The prognosis for patients with this pathology
In the presence of primary pneumothorax, prognoses are usually favorable. As practice shows, lung expansion can be achieved by minimally invasive methods. With the development of secondary spontaneous pneumothorax, relapses of the disease can develop in fifty percent of patients. Which requires mandatory elimination of the root causes, and in addition, involves the selection of more effective therapeutic tactics. Patients who have undergone spontaneous pneumothorax should always be under the strict supervision of a pulmonologist or thoracic surgeon.
Conclusion
Thus, spontaneous pneumothorax is an ailment caused by the penetration of air into the pleural region from the environment as a result of a violation of the surface integrity of the lung. This pathology is recorded mainly among men at a young age.
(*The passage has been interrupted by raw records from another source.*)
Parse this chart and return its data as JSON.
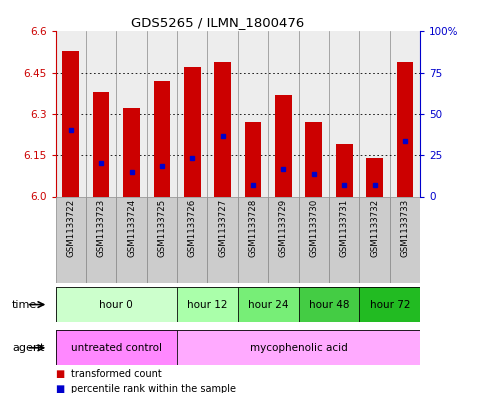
{
  "title": "GDS5265 / ILMN_1800476",
  "samples": [
    "GSM1133722",
    "GSM1133723",
    "GSM1133724",
    "GSM1133725",
    "GSM1133726",
    "GSM1133727",
    "GSM1133728",
    "GSM1133729",
    "GSM1133730",
    "GSM1133731",
    "GSM1133732",
    "GSM1133733"
  ],
  "bar_tops": [
    6.53,
    6.38,
    6.32,
    6.42,
    6.47,
    6.49,
    6.27,
    6.37,
    6.27,
    6.19,
    6.14,
    6.49
  ],
  "bar_bottoms": [
    6.0,
    6.0,
    6.0,
    6.0,
    6.0,
    6.0,
    6.0,
    6.0,
    6.0,
    6.0,
    6.0,
    6.0
  ],
  "blue_positions": [
    6.24,
    6.12,
    6.09,
    6.11,
    6.14,
    6.22,
    6.04,
    6.1,
    6.08,
    6.04,
    6.04,
    6.2
  ],
  "ylim": [
    6.0,
    6.6
  ],
  "yticks_left": [
    6.0,
    6.15,
    6.3,
    6.45,
    6.6
  ],
  "yticks_right_vals": [
    6.0,
    6.15,
    6.3,
    6.45,
    6.6
  ],
  "ytick_labels_right": [
    "0",
    "25",
    "50",
    "75",
    "100%"
  ],
  "bar_color": "#cc0000",
  "blue_color": "#0000cc",
  "time_groups": [
    {
      "label": "hour 0",
      "start": 0,
      "end": 3,
      "color": "#ccffcc"
    },
    {
      "label": "hour 12",
      "start": 4,
      "end": 5,
      "color": "#aaffaa"
    },
    {
      "label": "hour 24",
      "start": 6,
      "end": 7,
      "color": "#77ee77"
    },
    {
      "label": "hour 48",
      "start": 8,
      "end": 9,
      "color": "#44cc44"
    },
    {
      "label": "hour 72",
      "start": 10,
      "end": 11,
      "color": "#22bb22"
    }
  ],
  "agent_groups": [
    {
      "label": "untreated control",
      "start": 0,
      "end": 3,
      "color": "#ff88ff"
    },
    {
      "label": "mycophenolic acid",
      "start": 4,
      "end": 11,
      "color": "#ffaaff"
    }
  ],
  "legend_red_label": "transformed count",
  "legend_blue_label": "percentile rank within the sample",
  "time_label": "time",
  "agent_label": "agent",
  "ylabel_left_color": "#cc0000",
  "ylabel_right_color": "#0000cc",
  "sample_bg_color": "#cccccc",
  "sample_border_color": "#888888"
}
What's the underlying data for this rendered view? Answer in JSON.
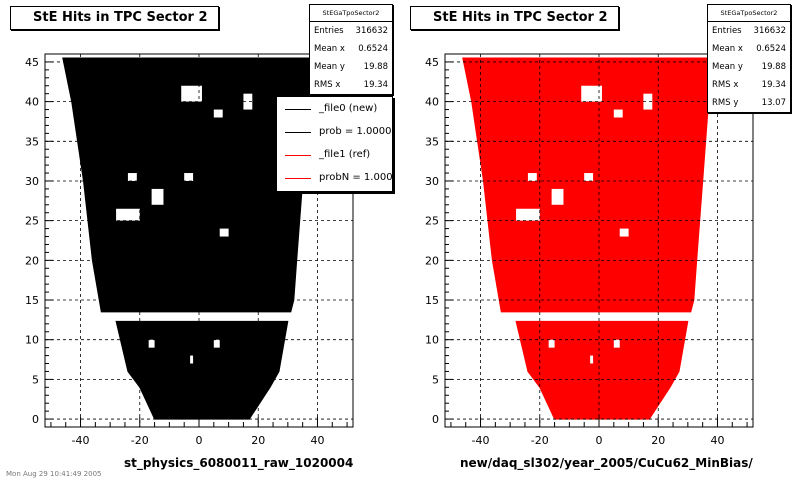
{
  "chart_data": [
    {
      "type": "scatter",
      "title": "StE Hits in TPC Sector 2",
      "xlabel": "st_physics_6080011_raw_1020004",
      "ylabel": "",
      "xlim": [
        -52,
        52
      ],
      "ylim": [
        -1,
        46
      ],
      "xticks": [
        "-40",
        "-20",
        "0",
        "20",
        "40"
      ],
      "yticks": [
        "0",
        "5",
        "10",
        "15",
        "20",
        "25",
        "30",
        "35",
        "40",
        "45"
      ],
      "grid": true,
      "color": "#000000",
      "stats": {
        "name": "StEGaTpoSector2",
        "rows": [
          {
            "label": "Entries",
            "value": "316632"
          },
          {
            "label": "Mean x",
            "value": "0.6524"
          },
          {
            "label": "Mean y",
            "value": "19.88"
          },
          {
            "label": "RMS x",
            "value": "19.34"
          }
        ]
      },
      "legend": {
        "placement": "top-right",
        "entries": [
          {
            "label": "_file0 (new)",
            "color": "#000000"
          },
          {
            "label": "prob = 1.000000",
            "color": "#000000"
          },
          {
            "label": "_file1 (ref)",
            "color": "#ff0000"
          },
          {
            "label": "probN = 1.000000",
            "color": "#ff0000"
          }
        ]
      }
    },
    {
      "type": "scatter",
      "title": "StE Hits in TPC Sector 2",
      "xlabel": "new/daq_sl302/year_2005/CuCu62_MinBias/",
      "ylabel": "",
      "xlim": [
        -52,
        52
      ],
      "ylim": [
        -1,
        46
      ],
      "xticks": [
        "-40",
        "-20",
        "0",
        "20",
        "40"
      ],
      "yticks": [
        "0",
        "5",
        "10",
        "15",
        "20",
        "25",
        "30",
        "35",
        "40",
        "45"
      ],
      "grid": true,
      "color": "#ff0000",
      "stats": {
        "name": "StEGaTpoSector2",
        "rows": [
          {
            "label": "Entries",
            "value": "316632"
          },
          {
            "label": "Mean x",
            "value": "0.6524"
          },
          {
            "label": "Mean y",
            "value": "19.88"
          },
          {
            "label": "RMS x",
            "value": "19.34"
          },
          {
            "label": "RMS y",
            "value": "13.07"
          }
        ]
      }
    }
  ],
  "footer_text": "Mon Aug 29 10:41:49 2005"
}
In women, this disease occurs five times less often. First of all, with the development of spontaneous pneumothorax, people mainly complain of pain that occurs in the chest. In this case, patients may have difficulty breathing and a cough occurs, which, as a rule, is dry. In addition, there may be a decrease in exercise tolerance. A few days later, an increased body temperature may appear.
The diagnosis usually does not cause any difficulties for experienced professionals. To accurately confirm this disease, a chest x-ray is performed, which is performed in two projections. If necessary, surgery is performed, which is performed under general anesthesia.